Zang Y, Beard R L, Chandraratna R A, Kang J X
Department of Medicine, Massachusetts General Hospital and Harvard Medical School, Boston, MA 02114, USA.
Cell Death Differ. 2001 May;8(5):477-85. doi: 10.1038/sj.cdd.4400843.

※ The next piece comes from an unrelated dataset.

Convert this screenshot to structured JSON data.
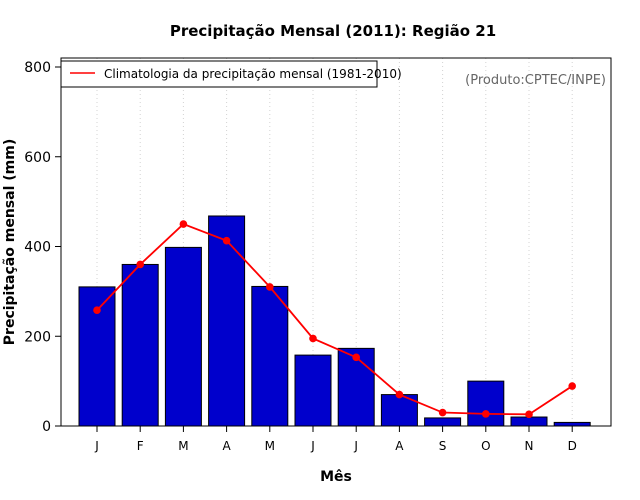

The novel synthetic retinoid 6-[3-(1-adamantyl)-4-hydroxyphenyl]-2-naphtalene carboxylic acid (AHPN/CD437) has been proven to be a potent inducer of apoptosis in a variety of tumor cell types. However, the mechanism of its action remains to be elucidated. Recent studies suggest that the lysosomal protease cathepsin D, when released from lysosomes to the cytosol, can initiate apoptosis. In this study, we examined whether cathepsin D and free radicals are involved in the CD437-induced apoptosis. Exposure of human leukemia HL-60 cells to CD437 resulted in rapid induction of apoptosis as indicated by caspase activation, phosphatidylserine exposure, mitochondrial alterations and morphological changes. Addition of the antioxidants alpha-tocopherol acetate effectively inhibited the CD437-induced apoptosis. Measurement of the intracellular free radicals indicated a rise in oxidative stress in CD437-treated cells, which could be attenuated by alpha-tocopherol acetate. Interestingly, pretreatment of cells with the cathepsin D inhibitor pepstatin A blocked the CD437-induced free radical formation and apoptotic effects, suggesting the involvement of cathepsin D. However, Western blotting revealed no difference in cellular quantity of any forms of cathepsin D between control cells and CD437-treated cells, whereas immunofluorescence analysis of the intracellular distribution of cathepsin D showed release of the enzyme from lysosomes to the cytosol. Labeling of lysosomes with lysosomotropic probes confirmed that CD437 could induce lysosomal leakage. The CD437-induced relocation of cathepsin D could not be prevented by alpha-tocopherol acetate, suggesting that the lysosomal leakage precedes free radical formation. Furthermore, a retinoic acid nuclear receptor (RAR) antagonist failed to block these effects of CD437, suggesting that the action of CD437 is RAR-independent. Taken together, these data suggest a novel lysosomal pathway for CD437-induced apoptosis, in which lysosomes are the primary target and cathepsin D and free radicals act as death mediators.
新型合成类视黄醇6-[3-(1-金刚烷基)-4-羟基苯基]-2-萘甲酸(AHPN/CD437)已被证明是多种肿瘤细胞类型中一种有效的凋亡诱导剂。然而,其作用机制仍有待阐明。最近的研究表明,溶酶体蛋白酶组织蛋白酶D从溶酶体释放到细胞质中时可引发凋亡。在本研究中,我们检测了组织蛋白酶D和自由基是否参与CD437诱导的凋亡。将人白血病HL-60细胞暴露于CD437导致迅速诱导凋亡,这通过半胱天冬酶激活、磷脂酰丝氨酸暴露、线粒体改变和形态变化得以表明。添加抗氧化剂醋酸α-生育酚可有效抑制CD437诱导的凋亡。细胞内自由基的测量表明,经CD437处理的细胞中氧化应激增加,而醋酸α-生育酚可使其减弱。有趣的是,用组织蛋白酶D抑制剂胃蛋白酶抑制剂A预处理细胞可阻断CD437诱导的自由基形成和凋亡效应,表明组织蛋白酶D参与其中。然而,蛋白质免疫印迹法显示对照细胞和经CD437处理的细胞之间任何形式的组织蛋白酶D的细胞数量没有差异,而组织蛋白酶D细胞内分布的免疫荧光分析显示该酶从溶酶体释放到细胞质中。用溶酶体亲和探针标记溶酶体证实CD437可诱导溶酶体渗漏。醋酸α-生育酚不能阻止CD437诱导的组织蛋白酶D重新定位,表明溶酶体渗漏先于自由基形成。此外,视黄酸核受体(RAR)拮抗剂未能阻断CD437的这些效应,表明CD437的作用不依赖于RAR。综上所述,这些数据提示了一种CD437诱导凋亡的新型溶酶体途径,其中溶酶体是主要靶点,组织蛋白酶D和自由基作为死亡介质发挥作用。